DO ENVIADO ESPECIAL A PARIS

Dezenove dos 150 países-membros da OMC (Organização Mundial do Comércio) reuniram-se ontem em um cenário que parecia ideal para promover avanços imponentes ou a mera sobrevivência da Rodada Doha, a mais recente e mais ambiciosa tentativa de liberalização comercial do planeta.
O cenário: a embaixada da Austrália em Paris, à sombra da torre Eiffel, um dos mais imponentes ícones turísticos do mundo. No saguão do prédio, uma exposição de fotos -entre elas as de Julianne Rose batizadas de "World Survival Tour" ("tour de sobrevivência do mundo"), "instalações cínicas", diz a apresentação.
Ao final da reunião, ganhou a sobrevivência -senão do mundo, ao menos da rodada-, conforme avaliou o anfitrião, o ministro do Comércio da Austrália, Warren Truss: "Um acordo é inevitável", decretou, mas não terá a ambição desejada.
Não se trata de avaliação consensual na OMC, mas tem toda a lógica, a julgar pelo seguinte teorema:
1 - O comissário europeu do Comércio, Peter Mandelson, comentou durante o encontro fechado que as negociações caminham bem em termos de estrutura das discussões, mas que não se chegou ainda à barganha dos números sobre a liberalização, seja da agricultura (demanda dos países em desenvolvimento, inclusive e principalmente o Brasil), seja em bens industriais ou serviços (reivindicação dos países ricos).
Quando se chegar à barganha é que se saberá se o acordo é mesmo "inevitável" e qual a ambição que terá.
2 - Acontece que o diretor-geral da OMC, Pascal Lamy, diz que "a hora é agora" para pôr os grandes números à mesa, se há de fato o objetivo de terminar a negociação até o final do ano.
Explica Lamy: serão necessários de seis a sete meses de trabalho técnico para compor todas as tabelas para redução de tarifas de importação agrícolas ou industriais, para cortes de subsídios internos à agricultura, sem falar no item serviços.
Como os prazos são curtos, o que justifica a avaliação do ministro australiano sobre a inevitabilidade de um acordo?
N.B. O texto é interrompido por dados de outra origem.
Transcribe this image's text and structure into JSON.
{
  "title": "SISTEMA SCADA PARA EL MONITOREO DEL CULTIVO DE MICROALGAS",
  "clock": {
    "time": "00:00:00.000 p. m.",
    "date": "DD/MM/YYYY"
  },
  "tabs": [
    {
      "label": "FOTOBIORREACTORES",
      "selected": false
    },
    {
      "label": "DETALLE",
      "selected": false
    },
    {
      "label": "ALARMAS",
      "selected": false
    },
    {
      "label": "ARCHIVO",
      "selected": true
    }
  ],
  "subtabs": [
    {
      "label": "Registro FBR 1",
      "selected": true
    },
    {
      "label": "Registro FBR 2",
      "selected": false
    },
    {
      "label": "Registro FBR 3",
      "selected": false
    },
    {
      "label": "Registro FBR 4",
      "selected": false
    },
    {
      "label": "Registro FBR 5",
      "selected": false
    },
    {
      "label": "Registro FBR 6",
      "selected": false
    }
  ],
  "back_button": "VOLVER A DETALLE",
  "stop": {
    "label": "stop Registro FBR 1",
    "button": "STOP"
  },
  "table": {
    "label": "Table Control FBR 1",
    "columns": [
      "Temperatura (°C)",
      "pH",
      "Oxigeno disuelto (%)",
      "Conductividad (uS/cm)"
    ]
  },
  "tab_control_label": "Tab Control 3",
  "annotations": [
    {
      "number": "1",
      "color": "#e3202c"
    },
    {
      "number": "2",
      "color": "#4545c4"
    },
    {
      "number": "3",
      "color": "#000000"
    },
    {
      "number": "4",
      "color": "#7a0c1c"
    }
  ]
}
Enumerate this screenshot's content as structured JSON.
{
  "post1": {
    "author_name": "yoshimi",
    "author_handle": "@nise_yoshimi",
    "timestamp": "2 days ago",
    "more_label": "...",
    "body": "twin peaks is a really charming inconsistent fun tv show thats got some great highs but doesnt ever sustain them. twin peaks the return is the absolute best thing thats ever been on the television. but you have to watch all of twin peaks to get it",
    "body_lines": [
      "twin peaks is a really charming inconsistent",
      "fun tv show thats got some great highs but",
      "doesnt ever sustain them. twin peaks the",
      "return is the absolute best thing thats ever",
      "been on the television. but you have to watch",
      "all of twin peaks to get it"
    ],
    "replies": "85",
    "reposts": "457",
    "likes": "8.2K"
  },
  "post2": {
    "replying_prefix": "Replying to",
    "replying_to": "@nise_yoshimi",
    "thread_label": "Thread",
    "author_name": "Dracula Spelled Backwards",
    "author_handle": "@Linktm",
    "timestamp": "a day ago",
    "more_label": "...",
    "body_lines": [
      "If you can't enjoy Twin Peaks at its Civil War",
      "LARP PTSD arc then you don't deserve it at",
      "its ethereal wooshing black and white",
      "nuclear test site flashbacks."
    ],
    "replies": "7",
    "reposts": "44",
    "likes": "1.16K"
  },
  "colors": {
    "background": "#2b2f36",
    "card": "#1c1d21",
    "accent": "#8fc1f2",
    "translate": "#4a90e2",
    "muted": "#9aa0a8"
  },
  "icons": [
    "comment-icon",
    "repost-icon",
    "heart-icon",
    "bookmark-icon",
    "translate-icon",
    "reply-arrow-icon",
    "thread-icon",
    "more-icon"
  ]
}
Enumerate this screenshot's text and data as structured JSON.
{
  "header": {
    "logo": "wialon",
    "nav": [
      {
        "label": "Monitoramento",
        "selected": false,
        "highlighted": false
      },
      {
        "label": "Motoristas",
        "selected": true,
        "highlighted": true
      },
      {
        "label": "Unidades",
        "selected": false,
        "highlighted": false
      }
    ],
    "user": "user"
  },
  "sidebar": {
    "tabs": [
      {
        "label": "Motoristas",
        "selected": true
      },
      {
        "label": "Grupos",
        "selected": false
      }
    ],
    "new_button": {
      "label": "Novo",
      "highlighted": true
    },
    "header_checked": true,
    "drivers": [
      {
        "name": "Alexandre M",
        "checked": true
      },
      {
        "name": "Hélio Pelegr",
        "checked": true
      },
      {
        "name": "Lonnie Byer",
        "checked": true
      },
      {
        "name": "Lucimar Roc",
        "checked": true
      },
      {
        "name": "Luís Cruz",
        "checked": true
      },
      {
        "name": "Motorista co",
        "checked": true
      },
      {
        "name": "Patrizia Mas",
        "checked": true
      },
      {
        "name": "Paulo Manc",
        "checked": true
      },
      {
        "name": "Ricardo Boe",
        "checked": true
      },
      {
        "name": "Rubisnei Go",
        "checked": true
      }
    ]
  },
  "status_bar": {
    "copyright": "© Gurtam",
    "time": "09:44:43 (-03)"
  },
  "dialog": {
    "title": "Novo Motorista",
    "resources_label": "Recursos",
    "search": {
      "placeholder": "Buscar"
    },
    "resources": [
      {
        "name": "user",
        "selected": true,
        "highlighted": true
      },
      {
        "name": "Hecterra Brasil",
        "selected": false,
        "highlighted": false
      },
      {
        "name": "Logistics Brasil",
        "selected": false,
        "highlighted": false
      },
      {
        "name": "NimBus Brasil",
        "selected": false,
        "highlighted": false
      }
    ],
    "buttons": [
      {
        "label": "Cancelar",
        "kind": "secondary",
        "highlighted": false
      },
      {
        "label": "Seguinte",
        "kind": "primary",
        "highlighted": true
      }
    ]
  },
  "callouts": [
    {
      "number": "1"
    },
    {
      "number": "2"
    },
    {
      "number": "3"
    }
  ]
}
Simples: não se trata de um cálculo técnico nem econômico, mas político.

Medo do fracasso
A avaliação que a Folha ouviu da OMC é a de que agora há uma maior consciência dos riscos decorrentes de um fracasso, porque o que se chama na instituição de "os grandes chefes" (o presidente George W. Bush, por exemplo) retomou o controle e sabe que um fracasso terá graves conseqüências geopolíticas e de política interna em muitos países.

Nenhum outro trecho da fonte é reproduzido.